Doch bei vielen anderen Themen blieben die Sondierer im Ungefähren hängen. „Klar Stellung beziehen müssen die Verhandler nun zu den dringenden Fragen des Schutzes personenbezogener Daten, der Finanzierung der Kosten der Energiewende und der Stärkung der Verbraucherbildung als präventivem Verbraucherschutz“, sagte Müller. „Für Verbraucher wichtig sind auch die Themen Gebäudesanierung, nachhaltiger Konsum, Regeln zum automatisierten Fahren, Pflegeversicherungsleistungen und ein Provisionsverbot bei Finanzanlagen.“

All das genauer und ausführlicher zu besprechen wird möglich sein, sollte es überhaupt zu Koalitionsgesprächen kommen.
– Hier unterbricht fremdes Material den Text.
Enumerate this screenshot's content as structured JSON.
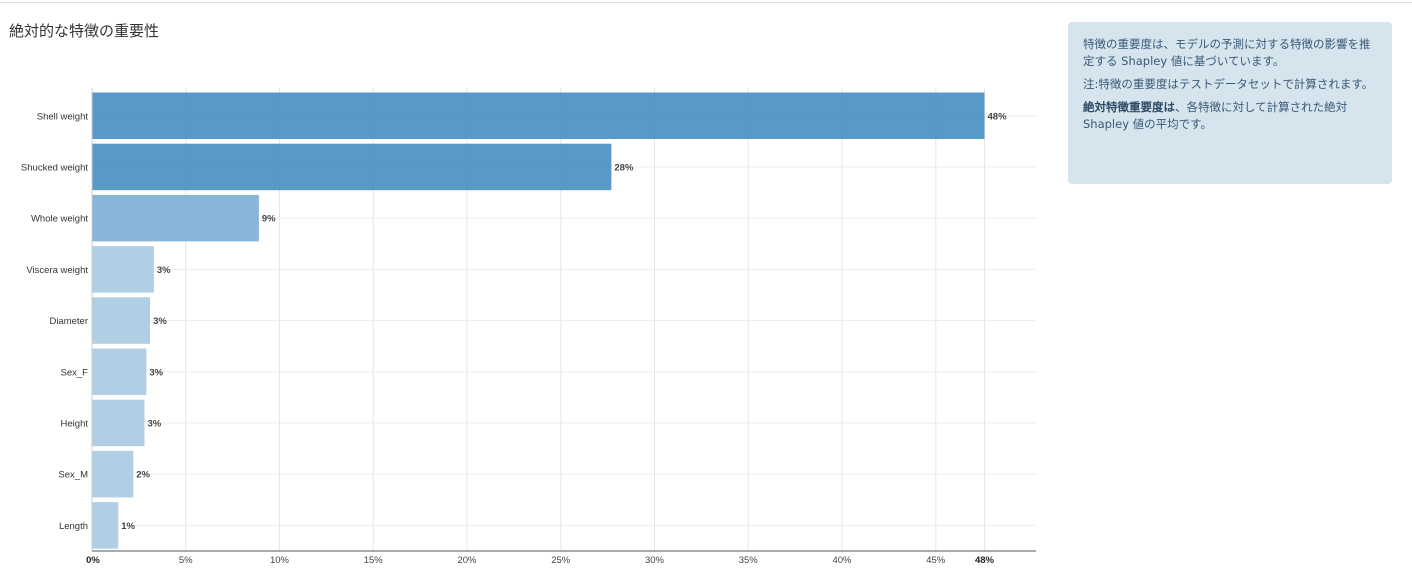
{
  "page": {
    "title": "絶対的な特徴の重要性"
  },
  "info_panel": {
    "para1": "特徴の重要度は、モデルの予測に対する特徴の影響を推定する Shapley 値に基づいています。",
    "para2": "注:特徴の重要度はテストデータセットで計算されます。",
    "para3_bold": "絶対特徴重要度は",
    "para3_rest": "、各特徴に対して計算された絶対 Shapley 値の平均です。"
  },
  "chart_data": {
    "type": "bar",
    "orientation": "horizontal",
    "title": "",
    "xlabel": "",
    "ylabel": "",
    "categories": [
      "Shell weight",
      "Shucked weight",
      "Whole weight",
      "Viscera weight",
      "Diameter",
      "Sex_F",
      "Height",
      "Sex_M",
      "Length"
    ],
    "values": [
      47.6,
      27.7,
      8.9,
      3.3,
      3.1,
      2.9,
      2.8,
      2.2,
      1.4
    ],
    "value_labels": [
      "48%",
      "28%",
      "9%",
      "3%",
      "3%",
      "3%",
      "3%",
      "2%",
      "1%"
    ],
    "xlim": [
      0,
      50
    ],
    "x_ticks": [
      {
        "value": 0,
        "label": "0%"
      },
      {
        "value": 5,
        "label": "5%"
      },
      {
        "value": 10,
        "label": "10%"
      },
      {
        "value": 15,
        "label": "15%"
      },
      {
        "value": 20,
        "label": "20%"
      },
      {
        "value": 25,
        "label": "25%"
      },
      {
        "value": 30,
        "label": "30%"
      },
      {
        "value": 35,
        "label": "35%"
      },
      {
        "value": 40,
        "label": "40%"
      },
      {
        "value": 45,
        "label": "45%"
      },
      {
        "value": 47.6,
        "label": "48%"
      }
    ],
    "bold_ticks": [
      "0%",
      "48%"
    ],
    "grid": true,
    "legend": "none",
    "colors": {
      "high": "#4a90c3",
      "mid": "#7fb0d5",
      "low": "#a9cbe3"
    },
    "bar_color_levels": [
      "high",
      "high",
      "mid",
      "low",
      "low",
      "low",
      "low",
      "low",
      "low"
    ]
  }
}
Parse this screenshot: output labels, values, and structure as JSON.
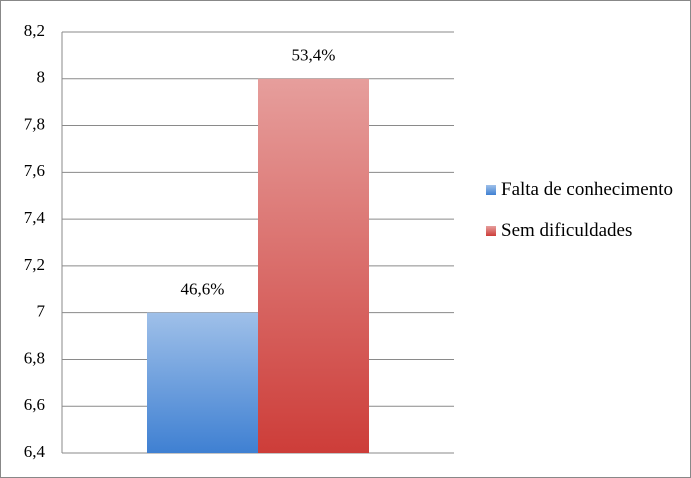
{
  "chart_data": {
    "type": "bar",
    "categories": [
      null
    ],
    "series": [
      {
        "name": "Falta de conhecimento",
        "color": "#3f80d2",
        "values": [
          7
        ]
      },
      {
        "name": "Sem dificuldades",
        "color": "#cd3d39",
        "values": [
          8
        ]
      }
    ],
    "annotations": [
      "46,6%",
      "53,4%"
    ],
    "ylim": [
      6.4,
      8.2
    ],
    "yticks": [
      {
        "value": 6.4,
        "label": "6,4"
      },
      {
        "value": 6.6,
        "label": "6,6"
      },
      {
        "value": 6.8,
        "label": "6,8"
      },
      7,
      {
        "value": 7.2,
        "label": "7,2"
      },
      {
        "value": 7.4,
        "label": "7,4"
      },
      {
        "value": 7.6,
        "label": "7,6"
      },
      {
        "value": 7.8,
        "label": "7,8"
      },
      8,
      {
        "value": 8.2,
        "label": "8,2"
      }
    ],
    "grid": true,
    "legend": "right"
  }
}
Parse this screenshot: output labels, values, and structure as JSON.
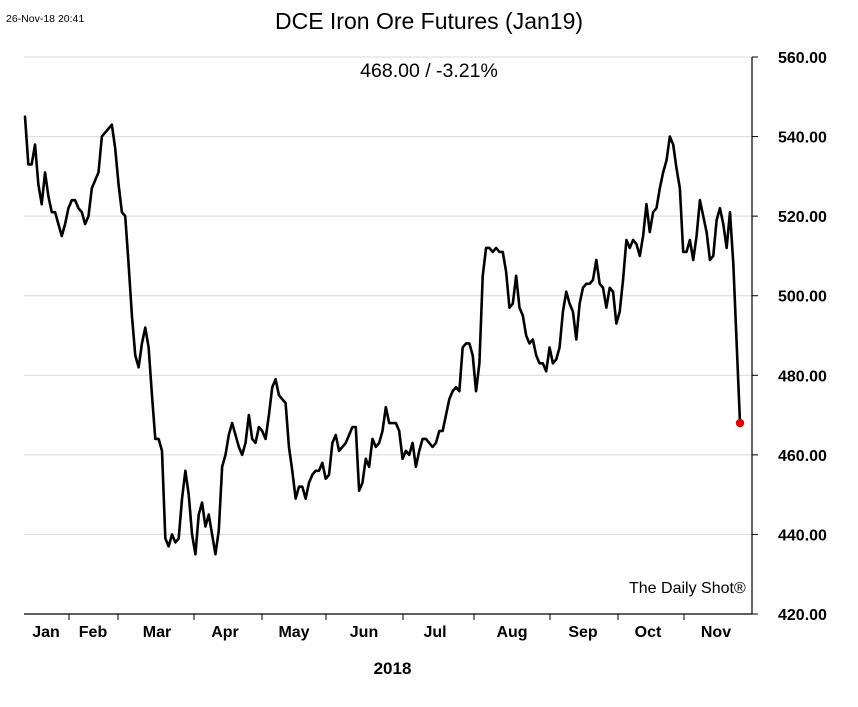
{
  "header": {
    "timestamp": "26-Nov-18 20:41",
    "title": "DCE Iron Ore Futures (Jan19)",
    "subtitle": "468.00  /  -3.21%"
  },
  "watermark": "The Daily Shot®",
  "colors": {
    "line": "#000000",
    "last_point": "#e00000",
    "grid": "#d9d9d9",
    "axis": "#000000"
  },
  "chart_data": {
    "type": "line",
    "title": "DCE Iron Ore Futures (Jan19)",
    "subtitle": "468.00  /  -3.21%",
    "xlabel": "2018",
    "ylabel": "",
    "ylim": [
      420,
      560
    ],
    "yticks": [
      420,
      440,
      460,
      480,
      500,
      520,
      540,
      560
    ],
    "ytick_labels": [
      "420.00",
      "440.00",
      "460.00",
      "480.00",
      "500.00",
      "520.00",
      "540.00",
      "560.00"
    ],
    "y_axis_side": "right",
    "grid": true,
    "month_labels": [
      "Jan",
      "Feb",
      "Mar",
      "Apr",
      "May",
      "Jun",
      "Jul",
      "Aug",
      "Sep",
      "Oct",
      "Nov"
    ],
    "last_value": 468.0,
    "last_change_pct": -3.21,
    "series": [
      {
        "values": [
          545,
          533,
          533,
          538,
          528,
          523,
          531,
          525,
          521,
          521,
          518,
          515,
          518,
          522,
          524,
          524,
          522,
          521,
          518,
          520,
          527,
          529,
          531,
          540,
          541,
          542,
          543,
          537,
          528,
          521,
          520,
          508,
          495,
          485,
          482,
          488,
          492,
          487,
          475,
          464,
          464,
          461,
          439,
          437,
          440,
          438,
          439,
          449,
          456,
          450,
          440,
          435,
          445,
          448,
          442,
          445,
          440,
          435,
          441,
          457,
          460,
          465,
          468,
          465,
          462,
          460,
          463,
          470,
          464,
          463,
          467,
          466,
          464,
          470,
          477,
          479,
          475,
          474,
          473,
          462,
          456,
          449,
          452,
          452,
          449,
          453,
          455,
          456,
          456,
          458,
          454,
          455,
          463,
          465,
          461,
          462,
          463,
          465,
          467,
          467,
          451,
          453,
          459,
          457,
          464,
          462,
          463,
          466,
          472,
          468,
          468,
          468,
          466,
          459,
          461,
          460,
          463,
          457,
          461,
          464,
          464,
          463,
          462,
          463,
          466,
          466,
          470,
          474,
          476,
          477,
          476,
          487,
          488,
          488,
          485,
          476,
          483,
          505,
          512,
          512,
          511,
          512,
          511,
          511,
          506,
          497,
          498,
          505,
          497,
          495,
          490,
          488,
          489,
          485,
          483,
          483,
          481,
          487,
          483,
          484,
          487,
          496,
          501,
          498,
          496,
          489,
          498,
          502,
          503,
          503,
          504,
          509,
          503,
          502,
          497,
          502,
          501,
          493,
          496,
          504,
          514,
          512,
          514,
          513,
          510,
          515,
          523,
          516,
          521,
          522,
          527,
          531,
          534,
          540,
          538,
          532,
          527,
          511,
          511,
          514,
          509,
          515,
          524,
          520,
          516,
          509,
          510,
          519,
          522,
          518,
          512,
          521,
          508,
          488,
          468
        ]
      }
    ]
  }
}
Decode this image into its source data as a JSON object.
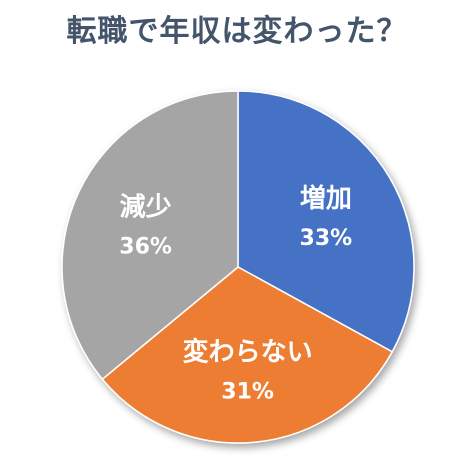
{
  "chart_data": {
    "type": "pie",
    "title": "転職で年収は変わった？",
    "slices": [
      {
        "label": "増加",
        "value": 33,
        "value_label": "33%",
        "color": "#4472c4"
      },
      {
        "label": "変わらない",
        "value": 31,
        "value_label": "31%",
        "color": "#ed7d31"
      },
      {
        "label": "減少",
        "value": 36,
        "value_label": "36%",
        "color": "#a5a5a5"
      }
    ],
    "start": "12 o'clock",
    "direction": "clockwise",
    "legend": "none"
  }
}
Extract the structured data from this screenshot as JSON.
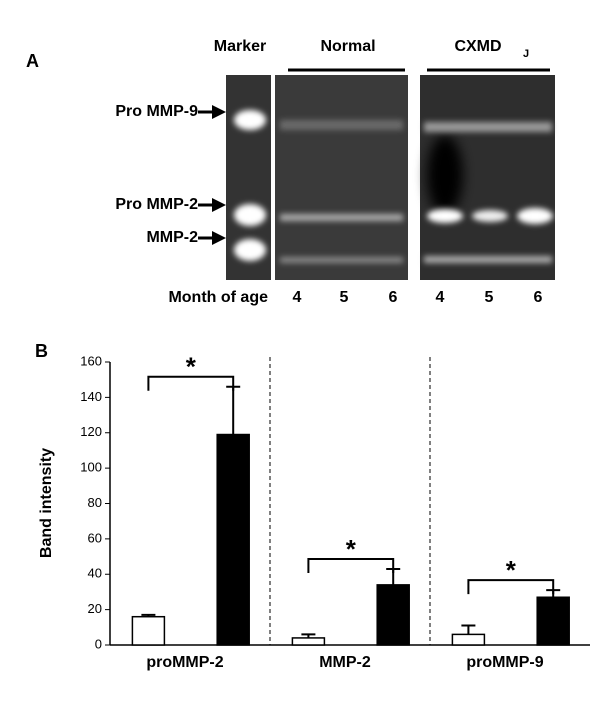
{
  "panel_a": {
    "label": "A",
    "marker": "Marker",
    "normal": "Normal",
    "cxmd": "CXMD",
    "cxmd_sub": "J",
    "bands": [
      "Pro MMP-9",
      "Pro MMP-2",
      "MMP-2"
    ],
    "month_label": "Month of age",
    "months": [
      4,
      5,
      6,
      4,
      5,
      6
    ]
  },
  "chart_data": {
    "type": "bar",
    "panel_label": "B",
    "y_label": "Band intensity",
    "categories": [
      "proMMP-2",
      "MMP-2",
      "proMMP-9"
    ],
    "series": [
      {
        "color": "#ffffff",
        "values": [
          16,
          4,
          6
        ],
        "errors": [
          1,
          2,
          5
        ]
      },
      {
        "color": "#000000",
        "values": [
          119,
          34,
          27
        ],
        "errors": [
          27,
          9,
          4
        ]
      }
    ],
    "annotations": [
      "*",
      "*",
      "*"
    ],
    "ylim": [
      0,
      160
    ],
    "yticks": [
      0,
      20,
      40,
      60,
      80,
      100,
      120,
      140,
      160
    ]
  }
}
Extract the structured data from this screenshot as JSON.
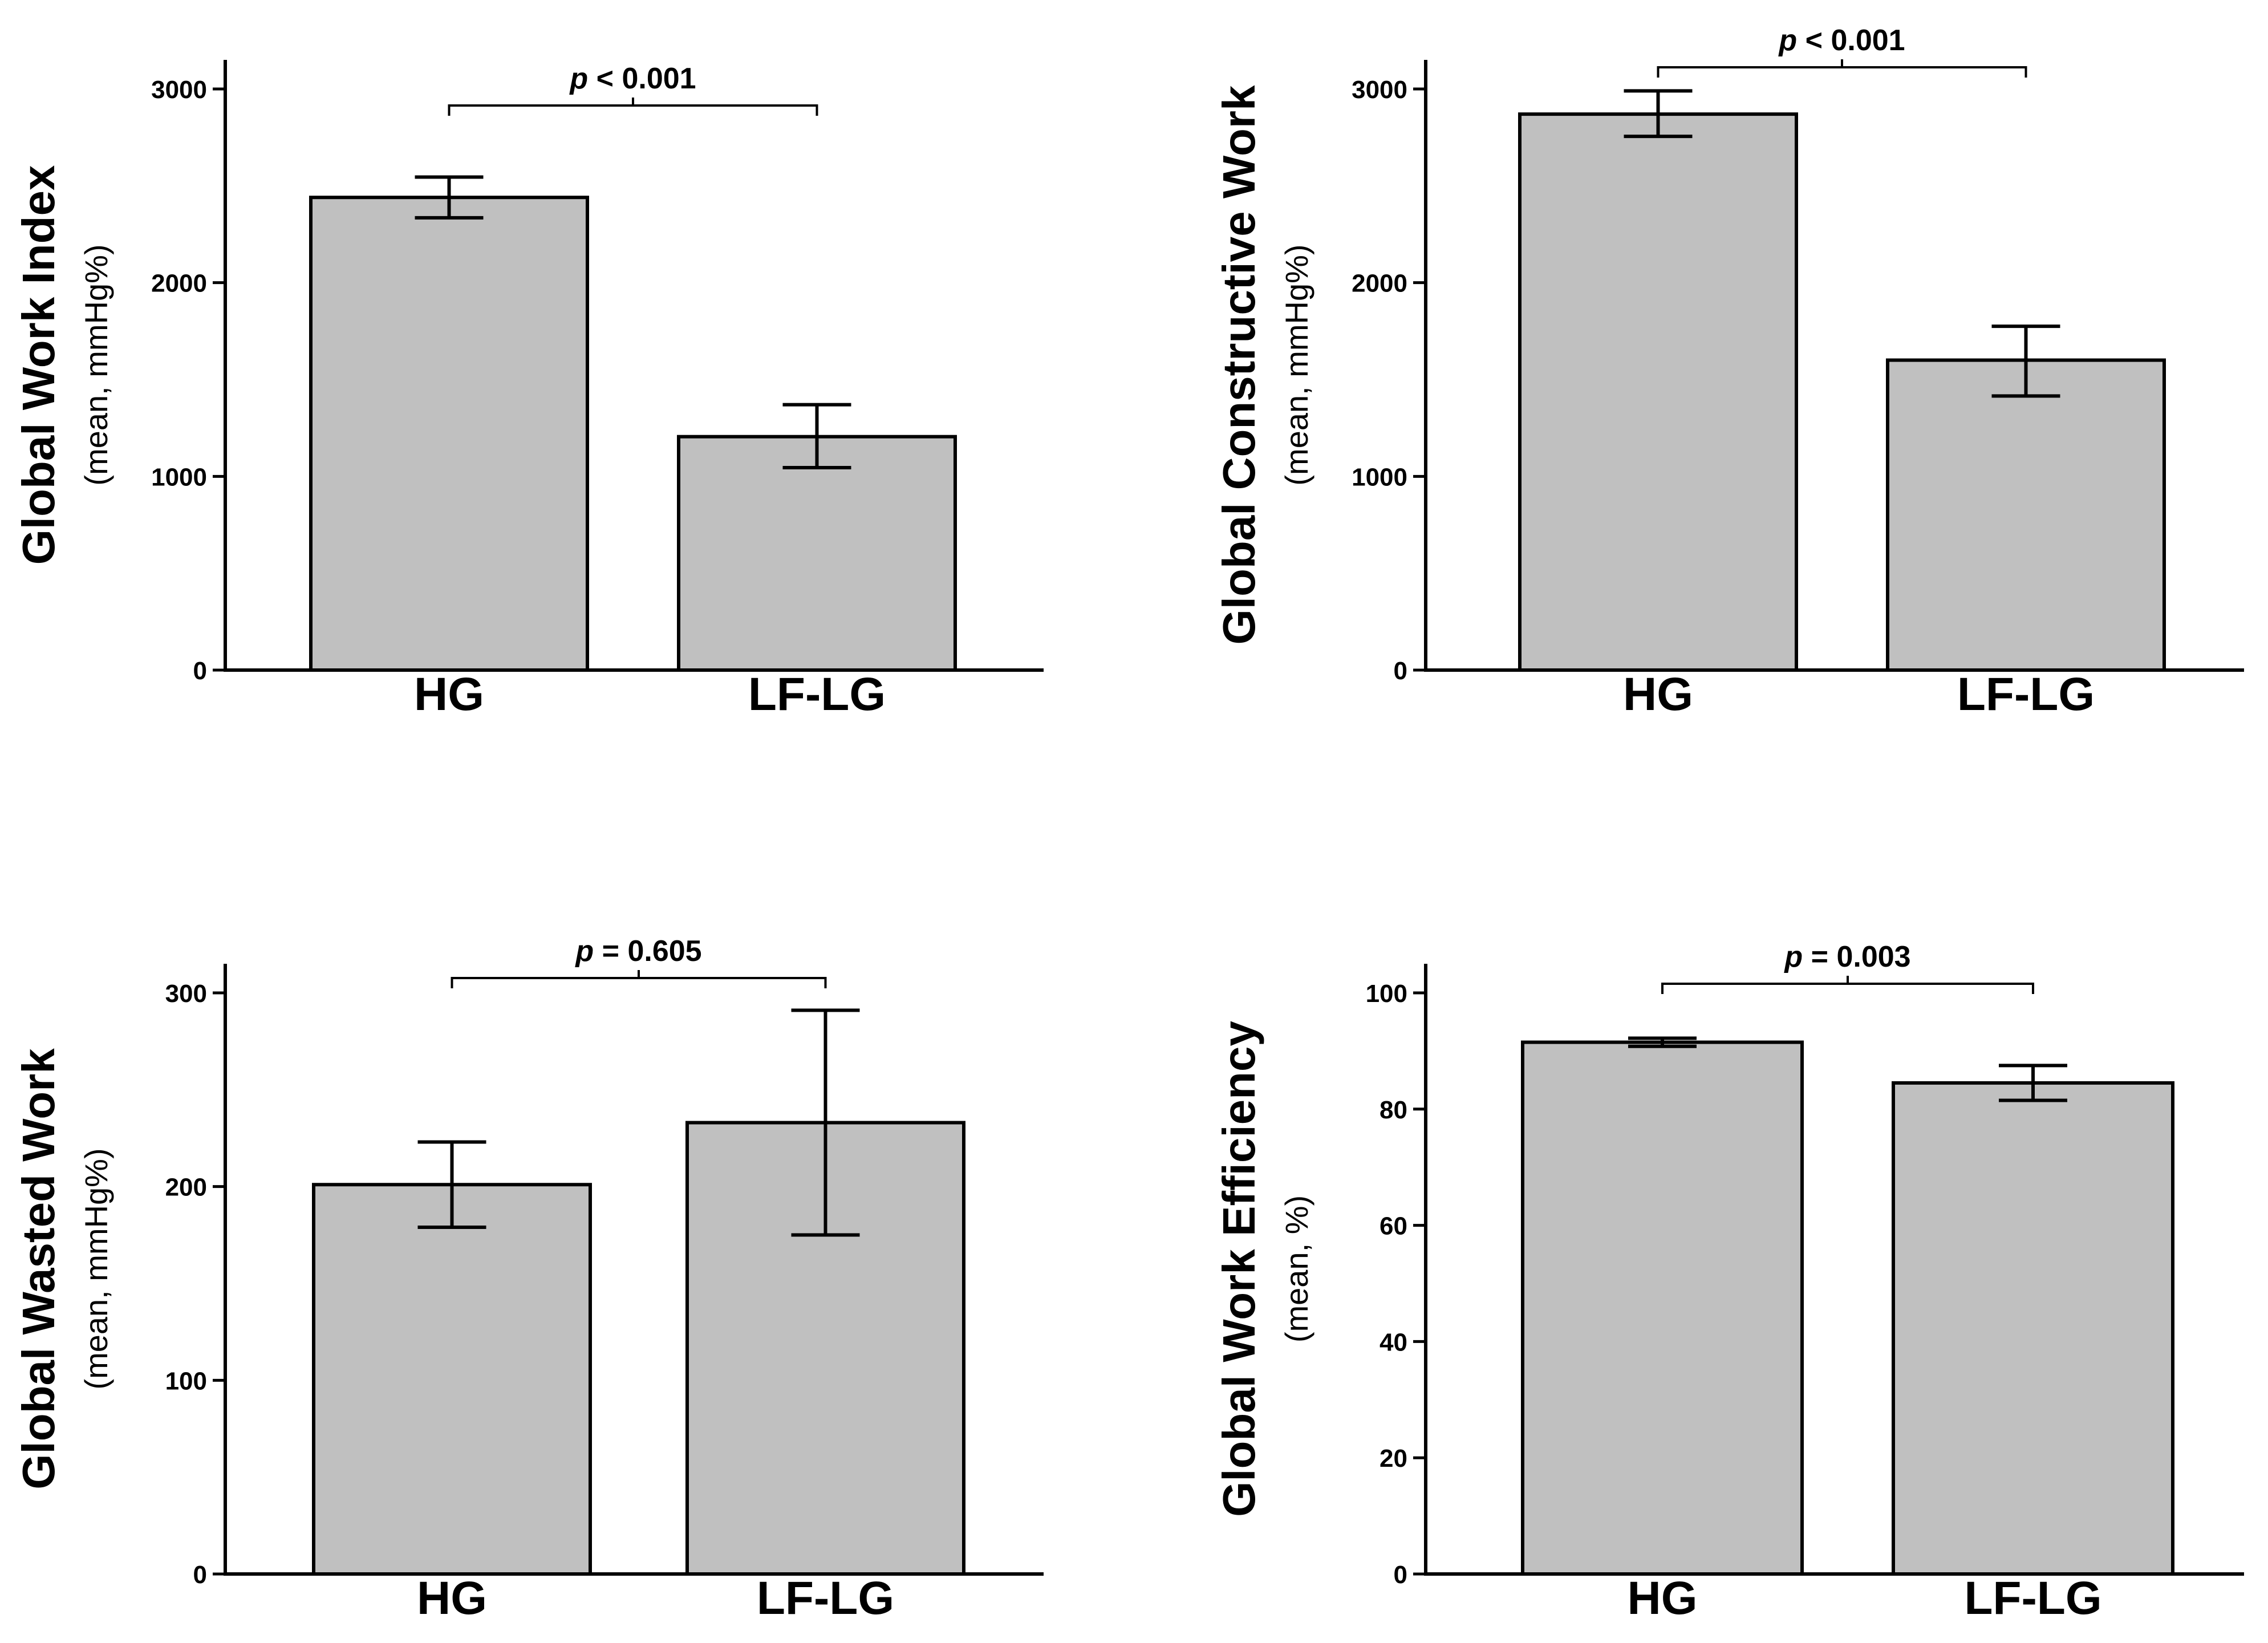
{
  "chart_data": [
    {
      "type": "bar",
      "title": "",
      "ylabel": "Global Work Index",
      "ylabel_sub": "(mean, mmHg%)",
      "categories": [
        "HG",
        "LF-LG"
      ],
      "values": [
        2440,
        1205
      ],
      "error_upper": [
        2545,
        1370
      ],
      "error_lower": [
        2335,
        1045
      ],
      "ylim": [
        0,
        3150
      ],
      "yticks": [
        0,
        1000,
        2000,
        3000
      ],
      "tick_labels": [
        "0",
        "1000",
        "2000",
        "3000"
      ],
      "p_label": "p",
      "p_value": "< 0.001",
      "bar_color": "#c0c0c0"
    },
    {
      "type": "bar",
      "title": "",
      "ylabel": "Global Constructive Work",
      "ylabel_sub": "(mean, mmHg%)",
      "categories": [
        "HG",
        "LF-LG"
      ],
      "values": [
        2870,
        1600
      ],
      "error_upper": [
        2990,
        1775
      ],
      "error_lower": [
        2755,
        1415
      ],
      "ylim": [
        0,
        3150
      ],
      "yticks": [
        0,
        1000,
        2000,
        3000
      ],
      "tick_labels": [
        "0",
        "1000",
        "2000",
        "3000"
      ],
      "p_label": "p",
      "p_value": "< 0.001",
      "bar_color": "#c0c0c0"
    },
    {
      "type": "bar",
      "title": "",
      "ylabel": "Global Wasted Work",
      "ylabel_sub": "(mean, mmHg%)",
      "categories": [
        "HG",
        "LF-LG"
      ],
      "values": [
        201,
        233
      ],
      "error_upper": [
        223,
        291
      ],
      "error_lower": [
        179,
        175
      ],
      "ylim": [
        0,
        315
      ],
      "yticks": [
        0,
        100,
        200,
        300
      ],
      "tick_labels": [
        "0",
        "100",
        "200",
        "300"
      ],
      "p_label": "p",
      "p_value": "= 0.605",
      "bar_color": "#c0c0c0"
    },
    {
      "type": "bar",
      "title": "",
      "ylabel": "Global Work Efficiency",
      "ylabel_sub": "(mean, %)",
      "categories": [
        "HG",
        "LF-LG"
      ],
      "values": [
        91.5,
        84.5
      ],
      "error_upper": [
        92.2,
        87.5
      ],
      "error_lower": [
        90.8,
        81.5
      ],
      "ylim": [
        0,
        105
      ],
      "yticks": [
        0,
        20,
        40,
        60,
        80,
        100
      ],
      "tick_labels": [
        "0",
        "20",
        "40",
        "60",
        "80",
        "100"
      ],
      "p_label": "p",
      "p_value": "= 0.003",
      "bar_color": "#c0c0c0"
    }
  ]
}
Zunächst muss die SPD-Basis dafür den Weg frei machen. Geht alles gut, könnte eine neue Große Koalition zu Ostern ihrer Arbeit aufnehmen. Von einer neuen Bundesregierung erwartet Müller dann, dass sie glaubhaft mache, „dass sie die Verbraucher und ihre Themen in diesem Land wirklich ernst nehmen“. Wichtig sei vor allem, die Themen „zügig anzupacken“.